FormerlyHemlock
Hero
Insulting other members
I call shenanighans. You defined the hooks as things that happened near the PCs:Because you’re wrong.
I play games of all kinds, and there really isn’t anything more plausible about the more trad type games than the more narrative focused games.
You’re still operating under this idea that everything that happens to the PCs is coincidence. Not that they’re actively trying to make things happen, but that seemingly random things happen, but then turn out to be connected to them in some way.
"Hooks spring up all about... (A) this NPC has a favor to request, (B) and that NPC has lore about a nearby site, and (C) another wants his brother rescued from the Brotherhood of the Ebon Hand."
You cannot now claim that these are things the PCs made happen unless for example the PCs are the ones who kidnapped the brother and gave him to the Brotherhood.

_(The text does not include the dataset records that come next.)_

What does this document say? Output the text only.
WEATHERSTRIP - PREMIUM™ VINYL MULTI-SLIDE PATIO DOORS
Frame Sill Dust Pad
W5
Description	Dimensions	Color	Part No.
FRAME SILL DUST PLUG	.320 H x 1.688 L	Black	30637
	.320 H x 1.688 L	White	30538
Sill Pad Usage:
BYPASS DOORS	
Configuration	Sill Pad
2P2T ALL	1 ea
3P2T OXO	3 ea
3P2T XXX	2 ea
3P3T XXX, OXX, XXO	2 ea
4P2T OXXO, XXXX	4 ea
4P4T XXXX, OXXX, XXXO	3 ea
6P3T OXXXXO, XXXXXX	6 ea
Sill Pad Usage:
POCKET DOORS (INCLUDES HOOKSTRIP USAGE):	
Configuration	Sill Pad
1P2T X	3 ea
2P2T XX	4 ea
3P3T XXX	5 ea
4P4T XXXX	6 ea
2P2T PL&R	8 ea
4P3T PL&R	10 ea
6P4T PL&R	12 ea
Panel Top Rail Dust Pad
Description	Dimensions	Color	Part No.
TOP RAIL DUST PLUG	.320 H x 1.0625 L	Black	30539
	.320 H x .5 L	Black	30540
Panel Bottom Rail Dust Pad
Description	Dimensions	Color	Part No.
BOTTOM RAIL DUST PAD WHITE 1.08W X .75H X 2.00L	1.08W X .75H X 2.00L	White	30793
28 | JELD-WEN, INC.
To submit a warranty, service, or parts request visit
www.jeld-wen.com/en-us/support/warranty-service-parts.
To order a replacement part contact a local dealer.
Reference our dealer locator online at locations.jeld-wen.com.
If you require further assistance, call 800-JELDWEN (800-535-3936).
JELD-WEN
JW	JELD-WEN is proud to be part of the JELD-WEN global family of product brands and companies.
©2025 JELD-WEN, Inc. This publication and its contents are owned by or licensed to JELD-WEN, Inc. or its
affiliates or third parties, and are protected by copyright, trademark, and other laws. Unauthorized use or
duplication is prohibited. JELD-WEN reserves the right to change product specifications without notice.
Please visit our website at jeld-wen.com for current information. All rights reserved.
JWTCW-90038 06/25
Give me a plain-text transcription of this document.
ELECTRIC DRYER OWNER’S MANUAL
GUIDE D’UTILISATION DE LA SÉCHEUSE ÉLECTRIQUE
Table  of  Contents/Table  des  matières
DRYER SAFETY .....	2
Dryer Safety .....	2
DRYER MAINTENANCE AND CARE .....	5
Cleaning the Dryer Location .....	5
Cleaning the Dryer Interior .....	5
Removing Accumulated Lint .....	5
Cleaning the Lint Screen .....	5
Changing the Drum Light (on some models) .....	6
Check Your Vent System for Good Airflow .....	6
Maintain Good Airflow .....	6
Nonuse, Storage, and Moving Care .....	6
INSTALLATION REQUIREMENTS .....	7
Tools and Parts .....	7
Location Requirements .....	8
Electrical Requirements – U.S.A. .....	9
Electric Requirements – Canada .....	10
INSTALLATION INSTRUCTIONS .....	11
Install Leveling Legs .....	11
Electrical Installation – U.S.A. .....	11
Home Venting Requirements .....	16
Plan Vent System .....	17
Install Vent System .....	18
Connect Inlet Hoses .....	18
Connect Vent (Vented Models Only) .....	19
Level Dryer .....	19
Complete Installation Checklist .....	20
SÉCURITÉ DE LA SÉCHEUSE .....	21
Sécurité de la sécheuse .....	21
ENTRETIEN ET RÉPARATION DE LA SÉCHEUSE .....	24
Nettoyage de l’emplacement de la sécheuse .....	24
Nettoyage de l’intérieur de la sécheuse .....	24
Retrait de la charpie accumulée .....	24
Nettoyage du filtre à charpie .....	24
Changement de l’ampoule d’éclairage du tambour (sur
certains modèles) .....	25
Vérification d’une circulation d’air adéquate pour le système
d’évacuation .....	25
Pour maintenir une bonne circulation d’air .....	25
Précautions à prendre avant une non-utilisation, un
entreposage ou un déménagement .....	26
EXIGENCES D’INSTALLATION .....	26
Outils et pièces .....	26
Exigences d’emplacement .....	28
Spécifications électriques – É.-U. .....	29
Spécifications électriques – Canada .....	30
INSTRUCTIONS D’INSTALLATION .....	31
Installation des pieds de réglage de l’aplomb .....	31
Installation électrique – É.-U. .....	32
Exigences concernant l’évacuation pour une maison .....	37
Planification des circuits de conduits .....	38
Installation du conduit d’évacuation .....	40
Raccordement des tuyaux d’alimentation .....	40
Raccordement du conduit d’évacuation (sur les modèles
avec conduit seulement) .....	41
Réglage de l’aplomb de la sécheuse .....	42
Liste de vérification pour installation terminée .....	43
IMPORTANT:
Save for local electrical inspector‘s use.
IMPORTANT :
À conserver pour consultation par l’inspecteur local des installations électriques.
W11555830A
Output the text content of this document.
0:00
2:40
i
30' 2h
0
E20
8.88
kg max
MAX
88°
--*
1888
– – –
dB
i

YOU are the one who picked these examples. You're the one who made the assumptions that led to A, B, and C being NPC-driven hooks. If you'll recall, I was the one who mentioned earlier that you can have PC-driven scenarios like the PCs trying to run a con game on a wealthy businessman or seduce an emperor, and you just kept saying that was the same as NPC-driven narrative contrivance in your eyes. You're wrong.
And at the same time you accept the kind of “weirdness magnet” trope that would define D&D type play of the traditional sort… wandering adventurers with no connections to anything other than the quest for gold and xp… which is a contrivance so utter and complete that I cannot understand how you can express concern about contrivances.
This is exactly the emotional defensiveness I was talking about. You're incapable apparently of just having a normal conversation: "Doesn't a world that's been set up so that danger and chaos is logical everywhere require some degree of contrivance to create?" "Sure, but it's self-sustaining once created, and I've already said that I'm more simulationist at gametime than I am as a worldbuilder. Having a contrived setting doesn't bother me the way unexplained coincidences during play would."
Other people don't universally have the same hangups you do about needing to be seen as running a virtuously "realistic" game. Some of us are just pragmatically interested in realism, where appropriate, for what it does to gameplay (makes it easier to get in character) and willing suspension of disbelief.